Spike's Bitches 42: Which question do you want me to answer first?
[NAFDA] Spike-centric discussion. Lusty, lewd (only occasionally crude), risqué (and frisqué), bawdy (Oh, lawdy!), flirty ('cuz we're purty), raunchy talk inside. Caveat lector.
Vortex, it sucks. You get sick of saying and hearing certain phrases. No one else's grief is the same, and yet we are all alike. I don't know if it is always going to hit you in small ways, or if one day it will blow all the coping you've been doing out of the water. All I know for sure is that this is a safe place.
Now would be a brilliant time for Buffista Island to suddenly become a reality, so that the safe place that this is could be more than virtual hairpats and punctuation.
You get sick of saying and hearing certain phrases
Wrod. You wish you had cards you could hand out so you wouldn't have to have the same awkward conversation over and over. It makes me with for mourning garb to come back so people would see it and realize that a bit more delicacy is needed.
t not really here
Vortex, death is such a difficult thing to manuver around socially. I know when Alex died I thought I would strangle the next person who told me he was in a better place, because uhm no, the better place would be alive with us and going on his first date, having a beer with his dad, jeez even getting to start his first year of high school.
But you don't say any of that, you just sort of fake smile appreciatively.
I think any death of a close loved one is always with you, particularly sudden ones (but god, like Tara says, "It's always sudden"). It's been almost 6 years since my little brother died (possibly strange and callous side note, the date was the same day Objects in Space aired) and last Thursday I was at a pool hall and that Ringo Starr song "Never Without You" came on and I completely melted down.
And am in fact doing so now, so I'm gonna stop.
Hec, I'm reading a book for my YA lit class that I think you'd enjoy. It's called King Dork and is kind of like a modern-day Catcher in the Rye (though said King Dork would cringe like a mofo if heard that - he's not a fan). I've found myself chuckling more than once while reading. Oh, and it's written by a guy in the band The Mr. T Experience.
Yeah, I've heard of that book. It's gotten good reviews. I will pursue it now.
Vortex, you can cry on me anytime you like. Shit, you're making me miss your Dad and I never even met him.
eta:
Ditto for Daisy.
I know when Alex died I thought I would strangle the next person who told me he was in a better place, because uhm no, the better place would be alive with us and going on his first date, having a beer with his dad, jeez even getting to start his first year of high school.
I've gotten very very little of this, thankfully, because it's not something I can really be polite about.
I remember being out one night and talking to someone, and the subject of both my mom and a friend of hers who died suddenly about a year later came up, and this girl (who knows me and my sibs as well as the kids of the other woman) starts going on about which of us had it worse and I swear I nearly fucking hit her for being so goddamned stupid.
I think any death of a close loved one is always with you
Yes.
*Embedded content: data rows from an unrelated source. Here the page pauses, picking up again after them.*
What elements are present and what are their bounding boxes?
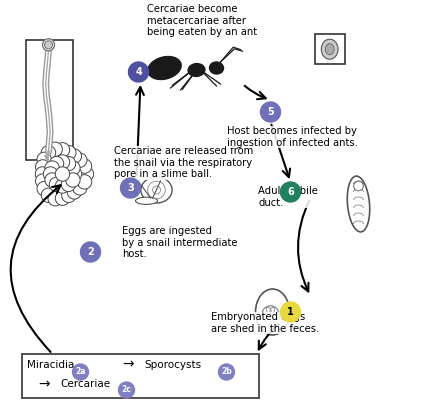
- Circle shape: [45, 173, 59, 187]
- Text: →: →: [123, 358, 134, 372]
- Circle shape: [260, 102, 281, 122]
- Text: 6: 6: [287, 187, 294, 197]
- Bar: [315, 34, 344, 64]
- Circle shape: [43, 167, 58, 181]
- Circle shape: [61, 156, 76, 171]
- Circle shape: [35, 160, 50, 174]
- Circle shape: [281, 302, 301, 322]
- Circle shape: [35, 167, 50, 181]
- Text: Sporocysts: Sporocysts: [145, 360, 201, 370]
- Text: Adult in bile
duct.: Adult in bile duct.: [259, 186, 319, 208]
- Circle shape: [77, 159, 92, 173]
- Text: Eggs are ingested
by a snail intermediate
host.: Eggs are ingested by a snail intermediat…: [122, 226, 238, 259]
- Circle shape: [41, 146, 55, 160]
- Circle shape: [55, 179, 69, 193]
- Circle shape: [79, 167, 94, 181]
- Circle shape: [55, 167, 69, 181]
- Circle shape: [67, 167, 82, 181]
- Circle shape: [55, 155, 69, 169]
- Circle shape: [41, 188, 55, 202]
- Ellipse shape: [141, 177, 172, 203]
- Text: Cercariae: Cercariae: [60, 379, 111, 389]
- Bar: [22, 354, 259, 398]
- Circle shape: [49, 177, 64, 192]
- Text: 2: 2: [87, 247, 94, 257]
- Circle shape: [67, 185, 82, 199]
- Bar: [27, 40, 73, 160]
- Circle shape: [37, 182, 52, 196]
- Circle shape: [80, 242, 101, 262]
- Circle shape: [73, 153, 87, 167]
- Text: 2b: 2b: [221, 368, 232, 376]
- Text: 2c: 2c: [121, 386, 132, 394]
- Circle shape: [121, 178, 141, 198]
- Circle shape: [66, 161, 80, 175]
- Circle shape: [354, 181, 363, 191]
- Circle shape: [73, 364, 89, 380]
- Circle shape: [45, 41, 52, 49]
- Text: 4: 4: [135, 67, 142, 77]
- Circle shape: [73, 181, 87, 195]
- Ellipse shape: [347, 176, 370, 232]
- Ellipse shape: [209, 62, 223, 74]
- Circle shape: [61, 177, 76, 192]
- Ellipse shape: [321, 39, 338, 59]
- Circle shape: [48, 192, 62, 206]
- Text: Cercariae become
metacercariae after
being eaten by an ant: Cercariae become metacercariae after bei…: [146, 4, 257, 37]
- Circle shape: [128, 62, 149, 82]
- Circle shape: [48, 142, 62, 156]
- Circle shape: [62, 146, 76, 160]
- Text: 2a: 2a: [75, 368, 86, 376]
- Ellipse shape: [42, 39, 55, 51]
- Circle shape: [49, 156, 64, 171]
- Circle shape: [77, 175, 92, 189]
- Text: 3: 3: [127, 183, 134, 193]
- Circle shape: [118, 382, 135, 398]
- Ellipse shape: [135, 197, 157, 204]
- Text: Embryonated eggs
are shed in the feces.: Embryonated eggs are shed in the feces.: [211, 312, 319, 334]
- Text: 1: 1: [287, 307, 294, 317]
- Circle shape: [37, 152, 52, 166]
- Circle shape: [55, 143, 69, 157]
- Text: →: →: [39, 377, 50, 391]
- Text: Miracidia: Miracidia: [27, 360, 75, 370]
- Circle shape: [218, 364, 235, 380]
- Circle shape: [35, 174, 50, 188]
- Circle shape: [66, 173, 80, 187]
- Circle shape: [67, 149, 82, 163]
- Ellipse shape: [325, 44, 334, 55]
- Ellipse shape: [188, 64, 205, 76]
- Ellipse shape: [256, 289, 289, 335]
- Text: Cercariae are released from
the snail via the respiratory
pore in a slime ball.: Cercariae are released from the snail vi…: [114, 146, 254, 179]
- Ellipse shape: [148, 56, 181, 80]
- Text: Host becomes infected by
ingestion of infected ants.: Host becomes infected by ingestion of in…: [226, 126, 357, 148]
- Text: 5: 5: [267, 107, 274, 117]
- Circle shape: [281, 182, 301, 202]
- Circle shape: [62, 188, 76, 202]
- Circle shape: [55, 191, 69, 206]
- Circle shape: [45, 161, 59, 175]
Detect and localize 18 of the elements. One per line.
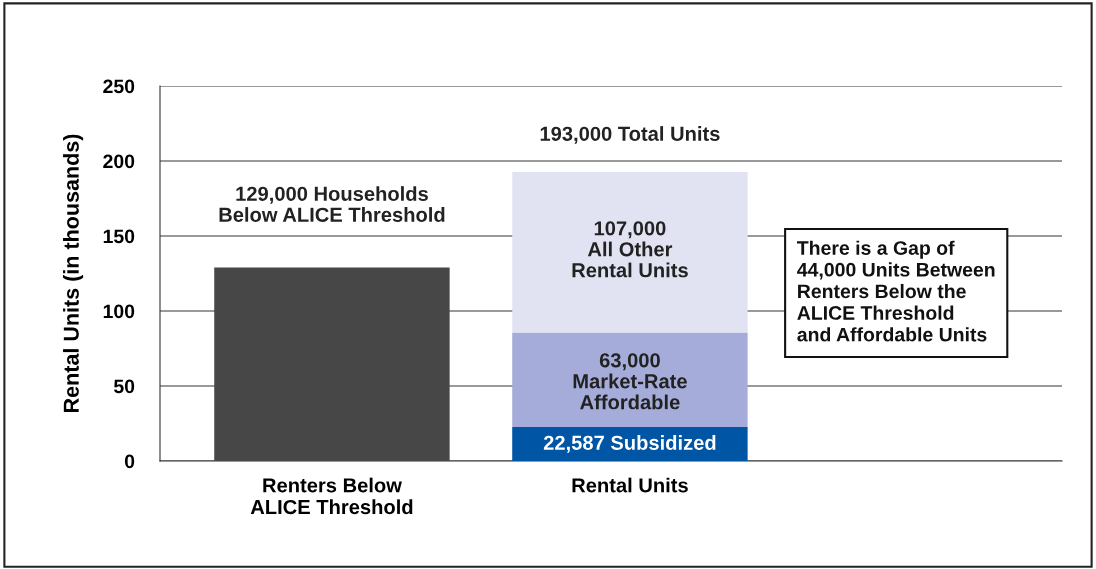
x-tick-label: Rental Units <box>572 477 688 493</box>
y-tick-label: 250 <box>103 79 135 94</box>
annotation: 129,000 Households Below ALICE Threshold <box>219 186 445 222</box>
text: There is a Gap of 44,000 Units Between Renters Below the ALICE Threshold and Affordable Units <box>797 240 995 342</box>
y-tick-label: 150 <box>103 229 135 244</box>
y-tick-label: 50 <box>113 379 135 394</box>
annotation: 22,587 Subsidized <box>543 435 716 453</box>
annotation: 107,000 All Other Rental Units <box>572 221 688 278</box>
annotation: 193,000 Total Units <box>540 126 720 144</box>
y-tick-label: 100 <box>103 304 135 319</box>
x-tick-label: Renters Below ALICE Threshold <box>250 477 413 515</box>
y-axis-title: Rental Units (in thousands) <box>63 134 84 412</box>
y-tick-label: 0 <box>124 454 135 469</box>
y-tick-label: 200 <box>103 154 135 169</box>
bar <box>512 332 748 428</box>
annotation: 63,000 Market-Rate Affordable <box>573 353 687 410</box>
bar <box>512 172 748 333</box>
bar <box>214 267 450 461</box>
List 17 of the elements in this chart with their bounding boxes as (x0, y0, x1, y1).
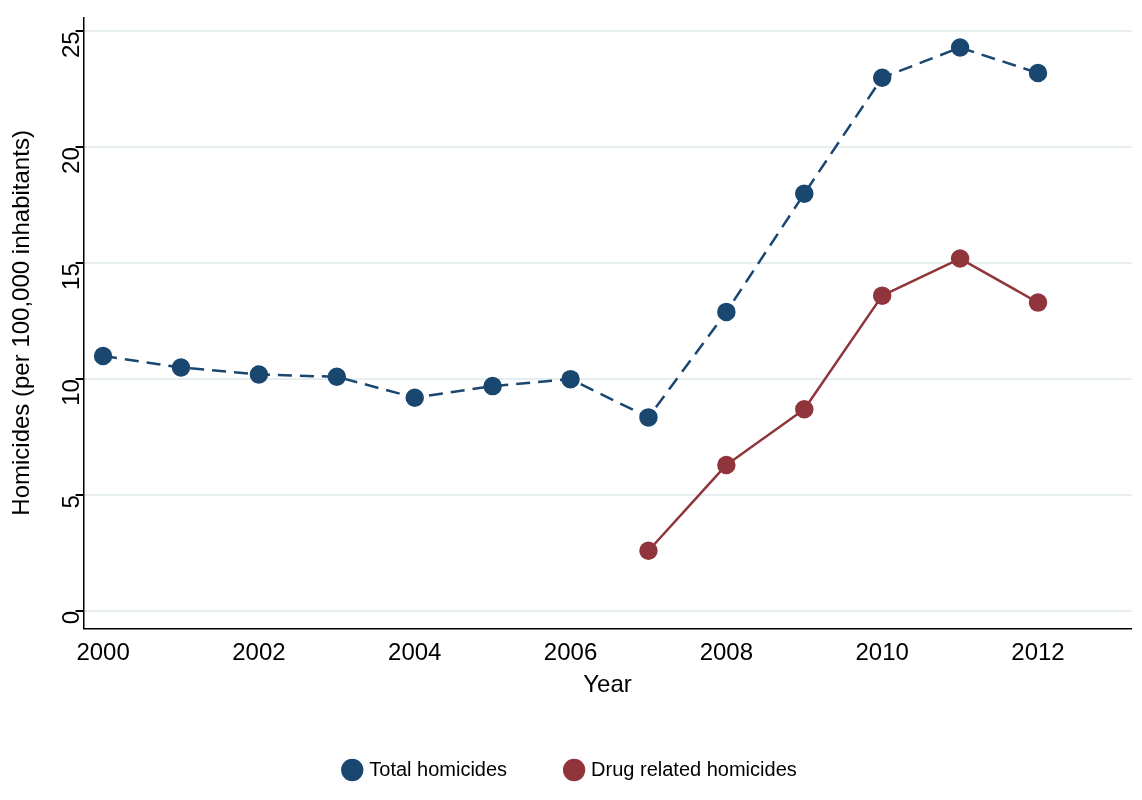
y-tick-label: 0 (57, 611, 85, 625)
y-tick-label: 15 (57, 263, 85, 290)
y-tick-label: 20 (57, 147, 85, 174)
x-tick-label: 2000 (76, 638, 130, 666)
y-tick-label: 5 (57, 495, 85, 509)
x-tick-label: 2006 (543, 638, 598, 666)
y-tick-label: 10 (57, 379, 85, 406)
x-tick-label: 2008 (699, 638, 754, 666)
x-tick-label: 2012 (1011, 638, 1065, 666)
x-tick-label: 2010 (855, 638, 909, 666)
x-tick-label: 2004 (388, 638, 442, 666)
legend-label: Total homicides (369, 757, 508, 780)
y-axis-title: Homicides (per 100,000 inhabitants) (7, 130, 35, 516)
x-axis-title: Year (583, 670, 632, 698)
x-tick-label: 2002 (232, 638, 286, 666)
y-tick-label: 25 (57, 31, 85, 59)
legend-label: Drug related homicides (591, 757, 797, 780)
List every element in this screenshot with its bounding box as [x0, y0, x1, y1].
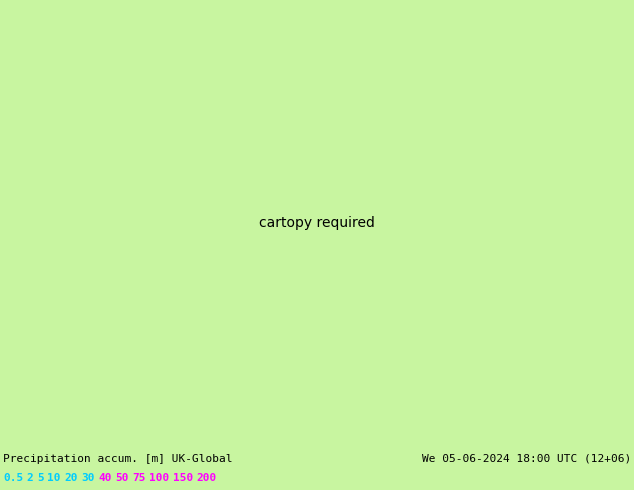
Text: 50: 50	[115, 473, 129, 483]
Text: 75: 75	[133, 473, 146, 483]
Text: We 05-06-2024 18:00 UTC (12+06): We 05-06-2024 18:00 UTC (12+06)	[422, 454, 631, 464]
Text: 5: 5	[37, 473, 44, 483]
Text: 30: 30	[82, 473, 95, 483]
Text: Precipitation accum. [m] UK-Global: Precipitation accum. [m] UK-Global	[3, 454, 233, 464]
Text: 40: 40	[98, 473, 112, 483]
Text: 20: 20	[65, 473, 78, 483]
Text: cartopy required: cartopy required	[259, 216, 375, 230]
Text: 2: 2	[27, 473, 33, 483]
Text: 150: 150	[173, 473, 193, 483]
Text: 100: 100	[150, 473, 170, 483]
Text: 200: 200	[197, 473, 217, 483]
Text: 0.5: 0.5	[3, 473, 23, 483]
Text: 10: 10	[48, 473, 61, 483]
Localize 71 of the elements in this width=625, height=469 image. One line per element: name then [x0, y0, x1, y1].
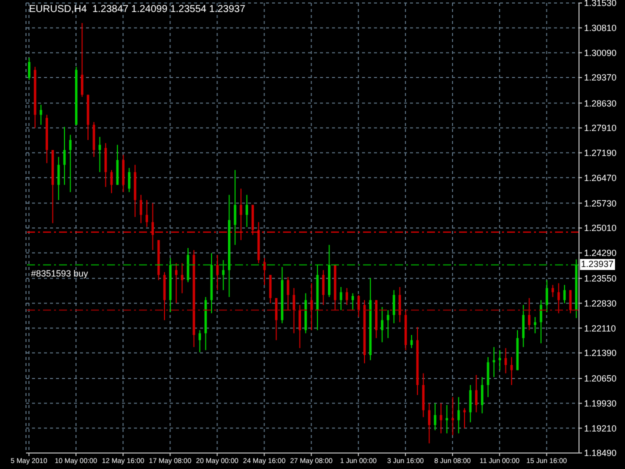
y-tick-label: 1.22830	[584, 298, 617, 308]
candlestick	[469, 384, 472, 423]
candlestick	[498, 350, 502, 371]
candlestick	[504, 348, 507, 374]
candlestick	[434, 402, 436, 431]
y-tick-label: 1.19930	[584, 398, 617, 408]
candlestick	[392, 290, 396, 324]
annotation: 1.23937	[580, 259, 615, 270]
y-tick-label: 1.21390	[584, 348, 617, 358]
y-tick-label: 1.23550	[584, 274, 617, 284]
candlestick	[234, 170, 236, 246]
y-tick-label: 1.28630	[584, 98, 617, 108]
y-tick-label: 1.29370	[584, 72, 617, 83]
candlestick	[510, 356, 513, 386]
y-tick-label: 1.26470	[584, 172, 617, 183]
candlestick	[69, 134, 72, 193]
candlestick	[98, 136, 101, 173]
candlestick	[346, 288, 348, 306]
y-tick-label: 1.22110	[584, 323, 616, 334]
y-tick-label: 1.25010	[584, 223, 617, 234]
candlestick	[428, 402, 430, 444]
candlestick	[452, 396, 454, 436]
candlestick	[457, 396, 460, 434]
candlestick	[546, 280, 548, 313]
y-tick-label: 1.18490	[584, 448, 617, 458]
y-tick-label: 1.25730	[584, 198, 617, 208]
candlestick	[557, 282, 560, 314]
y-tick-label: 1.30090	[584, 48, 617, 58]
candlestick	[292, 288, 296, 334]
candlestick	[175, 262, 178, 304]
candlestick	[216, 254, 219, 291]
y-tick-label: 1.31530	[584, 0, 617, 8]
y-tick-label: 1.27910	[584, 123, 617, 134]
candlestick	[522, 304, 525, 348]
ref-line-label: #8351593 buy	[31, 268, 89, 278]
candlestick	[57, 156, 60, 201]
candlestick	[275, 298, 278, 341]
candlestick	[528, 298, 530, 331]
candlestick	[446, 404, 448, 434]
candlestick	[128, 167, 130, 193]
candlestick	[152, 202, 154, 251]
candlestick	[352, 292, 354, 311]
candlestick	[410, 334, 413, 349]
candlestick	[298, 304, 301, 349]
candlestick	[80, 22, 84, 98]
candlestick	[463, 408, 466, 429]
candlestick	[180, 262, 184, 294]
candlestick	[28, 57, 30, 80]
candlestick	[198, 330, 201, 353]
candlestick	[310, 282, 313, 331]
candlestick	[380, 306, 384, 343]
candlestick	[480, 376, 484, 414]
candlestick	[569, 290, 572, 314]
y-tick-label: 1.19210	[584, 423, 617, 434]
y-tick-label: 1.24290	[584, 248, 617, 258]
chart-title: EURUSD,H4 1.23847 1.24099 1.23554 1.23937	[29, 4, 246, 15]
candlestick	[322, 270, 325, 306]
candlestick	[269, 274, 272, 304]
y-tick-label: 1.30810	[584, 23, 617, 34]
candlestick	[552, 284, 554, 298]
y-tick-label: 1.20650	[584, 374, 617, 384]
candlestick	[492, 346, 496, 378]
candlestick	[40, 104, 42, 126]
candlestick	[146, 200, 148, 228]
candlestick	[357, 294, 360, 318]
candlestick	[534, 316, 536, 334]
y-tick-label: 1.27190	[584, 148, 617, 158]
candlestick	[398, 286, 402, 323]
candlestick	[475, 374, 478, 413]
candlestick	[246, 194, 248, 228]
candlestick	[222, 260, 225, 291]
It does get easier with time, but the loss is always there. It's been 23 years since we lost my dad. An elderly co-worker gave me a jigsaw puzzle of jellybeans and told me that by the time I finished it the worst part would be over. It was a distraction, and he was right. Now the completed puzzle is another reminder, but at this point references to Dad always bring a smile. Teary part did eventually pass.
Somebody here (Cindy? Scrappy? I have it on my other computer) described it as having a big hole open up in your life, and over time you do some landscaping and you put up some railings and you're not as likely to go tumbling down it all unawares all the time, but at the end of the day there's still a big fucking hole.
I think it's hitting me harder lately because our sister is getting married on the 11th.
Anyway...
I think my point was that however you're handling it is the way you're handling it, and is right for you, and if there's anything any of us can do for you, be it let you rant against people who say or do stupid or thoughtless things, let you bounce stuff off of us, or just be around if you need to talk about things, we're here.
An elderly co-worker gave me a jigsaw puzzle of jellybeans and told me that by the time I finished it the worst part would be over.
That's sort of beautiful.
I always think of it as relearning how to live. You never get
over
it, you just sort of get used to a world that is missing something vital.
And am in fact doing so now, so I'm gonna stop.
sorry, love. Big hug. And if my boss stops being such an asshat (yeah, right), hopefully I'll be in Houston to do it in person.